1998014078  2006014162 



Uitvoeringsbesluit(en):



Artikels:

Artikel 1. Artikel 3 van het koninklijk besluit van 10 juli 2006 betreffende het rijbewijs voor voertuigen van categorie B wordt vervangen als volgt :
  "Art. 3. § 1. De kandidaat voor het rijbewijs van de categorie B die geslaagd is voor het theoretisch examen ontvangt een voorlopig rijbewijs B dat hem toelaat om te rijden met de bijstand van een begeleider die beantwoordt aan de voorwaarden voorzien in § 2. Dit voorlopig rijbewijs is geldig voor zesendertig maanden.
  Het voorlopig rijbewijs B stemt overeen met het model in bijlage 1.
  § 2. De houder van het voorlopig rijbewijs B moet vergezeld zijn van een begeleider die aan de volgende voorwaarden voldoet :
  a) hij moet beantwoorden aan de in artikel 3, § 1 van het koninklijk besluit van 23 maart 1998 betreffende het rijbewijs bedoelde voorwaarden om een rijbewijs te verkrijgen;
  b) hij moet sedert ten minste 8 jaar houder en drager zijn van een Belgisch of Europees rijbewijs geldig om een voertuig van de categorie B te besturen.

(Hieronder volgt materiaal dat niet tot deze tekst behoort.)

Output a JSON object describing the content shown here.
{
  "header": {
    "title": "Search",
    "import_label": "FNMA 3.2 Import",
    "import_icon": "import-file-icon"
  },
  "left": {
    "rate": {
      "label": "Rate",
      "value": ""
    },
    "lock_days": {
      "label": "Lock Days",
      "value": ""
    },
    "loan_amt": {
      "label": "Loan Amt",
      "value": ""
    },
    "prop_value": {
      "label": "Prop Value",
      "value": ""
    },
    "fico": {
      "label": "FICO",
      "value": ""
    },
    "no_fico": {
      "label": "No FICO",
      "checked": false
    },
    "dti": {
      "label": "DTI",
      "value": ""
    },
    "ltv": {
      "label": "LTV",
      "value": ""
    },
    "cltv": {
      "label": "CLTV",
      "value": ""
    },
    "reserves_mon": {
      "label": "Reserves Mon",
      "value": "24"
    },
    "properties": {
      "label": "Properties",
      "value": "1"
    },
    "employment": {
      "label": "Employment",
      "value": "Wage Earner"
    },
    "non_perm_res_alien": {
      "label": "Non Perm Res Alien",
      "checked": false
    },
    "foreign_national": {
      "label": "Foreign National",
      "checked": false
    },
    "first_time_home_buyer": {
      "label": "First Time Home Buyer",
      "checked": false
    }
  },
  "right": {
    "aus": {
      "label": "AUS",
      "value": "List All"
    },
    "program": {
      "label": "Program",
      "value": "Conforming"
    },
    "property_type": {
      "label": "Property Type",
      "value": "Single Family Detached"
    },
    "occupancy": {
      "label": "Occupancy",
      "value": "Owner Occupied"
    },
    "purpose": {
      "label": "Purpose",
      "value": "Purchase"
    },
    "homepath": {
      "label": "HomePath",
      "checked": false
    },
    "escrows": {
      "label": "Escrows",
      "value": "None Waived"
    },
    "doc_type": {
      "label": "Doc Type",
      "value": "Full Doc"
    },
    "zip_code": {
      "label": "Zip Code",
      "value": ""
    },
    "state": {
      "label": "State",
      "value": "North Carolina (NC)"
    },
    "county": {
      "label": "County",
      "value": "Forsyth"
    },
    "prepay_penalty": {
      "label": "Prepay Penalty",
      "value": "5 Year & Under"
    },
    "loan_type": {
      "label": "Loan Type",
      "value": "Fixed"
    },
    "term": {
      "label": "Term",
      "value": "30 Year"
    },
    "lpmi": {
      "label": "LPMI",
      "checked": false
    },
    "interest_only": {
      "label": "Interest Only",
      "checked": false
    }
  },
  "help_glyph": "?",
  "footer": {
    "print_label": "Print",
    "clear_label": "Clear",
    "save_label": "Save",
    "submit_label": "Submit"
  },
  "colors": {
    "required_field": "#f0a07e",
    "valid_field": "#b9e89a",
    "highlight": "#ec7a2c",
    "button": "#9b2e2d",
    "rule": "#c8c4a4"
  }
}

De bestuurder die, overeenkomstig artikel 44, § 5 of artikel 45 van het koninklijk besluit van 23 maart 1998 betreffende het rijbewijs, enkel een speciaal aan zijn handicap aangepast voertuig mag besturen, mag niet als begeleider bij de scholing optreden, behalve indien de kandidaat aan dezelfde handicap lijdt en eveneens een speciaal aan deze handicap aangepast voertuig bestuurt;
  c) hij mag niet vervallen zijn of mag gedurende de laatste drie jaar niet vervallen geweest zijn van het recht om een motorvoertuig te besturen en moet voldaan hebben aan de examens en onderzoeken die eventueel krachtens artikel 38 van de wet van 16 maart 1968 betreffende de politie over het wegverkeer werden opgelegd;
  d) de begeleider mag, behalve voor dezelfde kandidaat, niet op een ander voorlopig rijbewijs als begeleider vermeld geweest zijn binnen het jaar vóór de datum van afgifte van het voorlopig rijbewijs. Dit verbod is niet van toepassing voor de begeleiding van eigen kinderen, kleinkinderen, zussen, broers of pleegkinderen of die van zijn/haar wettelijke partner;
  e) hij moet op het voorlopig rijbewijs vermeld worden en vooraan in het voertuig plaatsnemen.
  § 3. Een tweede begeleider, die voldoet aan de voorwaarden bepaald in § 2 mag, door de overheid bedoeld in artikel 10, op het voorlopig rijbewijs vermeld worden hetzij op het ogenblik van de afgifte hetzij tijdens de scholing.
  In geval van verandering van begeleider tijdens de scholing wordt een nieuw voorlopig rijbewijs afgegeven door de overheid bedoeld in artikel 10; dit nieuw document heeft dezelfde uiterste geldigheidsdatum als het oorspronkelijk voorlopig rijbewijs.
  Als een van de op het voorlopig rijbewijs vermelde begeleiders niet langer één van de in § 2 vermelde voorwaarden vervult, moet de kandidaat van begeleider veranderen overeenkomstig de bepalingen van het tweede lid. Het voorlopig rijbewijs verliest zijn geldigheid niet.
  § 4. De houder van een voorlopig rijbewijs B mag enkel begeleid worden door de ene of de andere of door de twee begeleiders bedoeld in §§ 2 en 3, en/of door een gebrevetteerde rij-instructeur, met uitsluiting van alle andere passagiers".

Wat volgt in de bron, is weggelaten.